Orit Malka Strok (52) has been living in Chevron for 30 years, is a mother of 11, and a grandmother to 12 grandchildren. She is a human-rights activist and serves as the chairwoman of the Human Rights Organization of Judea and Samaria.

Born to a family of masorati (traditionally Jewish) lawyers in Jerusalem, Orit studied at the Hebrew University Secondary School. In eleventh grade, she decided to become religious and began studying at Gesher and Machon Meir. Orit became a close friend of the Drukman family who accepted her into their home like a member of the family; Rabbi Drukman set her up with one of his students from Or Etzion, Rabbi Avraham Strok who today is a Rabbi in Machon Meir.

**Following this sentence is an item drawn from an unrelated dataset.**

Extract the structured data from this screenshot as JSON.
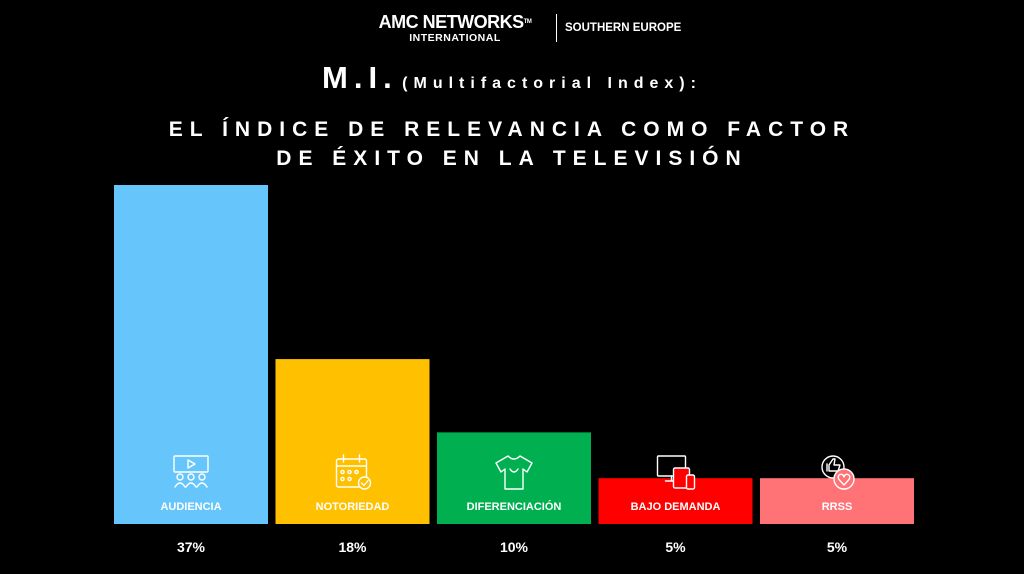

The Strok family moved to Yamit where they lived until the withdrawal from Sinai; upon leaving Yamit, they became one of the first families to reestablish the Jewish presence in Chevron. Chevron is where Orit began her public service and today she is one of the leading figures in Chevron serving as the head of the Political-Legal Department of the Jewish Community of Chevron.

Strok founded the Human Rights Organization of Judea and Samaria that she still runs today. Via her organization, she has led the struggle against police brutality; she regularly submits official complaints to the Police Investigation Unit as well as leading civil cases against police officers who violently attacked right-wing protesters. She has likewise published reports and studies that statistically prove that law enforcement agencies systematically discriminate against the settlers of Judea and Samaria. She exposed the belligerent, hostile behavior of the Israeli law enforcement agencies against those who protested the disengagement; afterward, she initiated and promoted the law that pardoned all those arrested for opposing the disengagement. Strok led legal, public, and parliamentary battles against restraining orders, weapons confiscations, damage to children during expulsions, property damage during expulsions, violation of prisoners’ rights, and violation of the right to protest.

In the previous Knesset term, Orit ran the Land of Israel Lobby. The lobby, numbering 42 members of Knesset, fought (successfully) against the extension of the settlement freeze, against various left-wing political initiatives, promoted the declaration of Ma’arat HaMachpela (The Tomb of the Patriarchs) and Kever Rachel (Rachel’s Tomb) as National Heritage Sites, past the “Boycott Law” (a law that places financial accountability on groups or individuals who call for boycotting groups or regional areas in Israel), led the campaign for changing the government’s stance on young settlements (“outposts”), and promoted the establishment of the Levi Committee (a professional committee that investigated the legal status of the Jewish settlements in Judea and Samaria).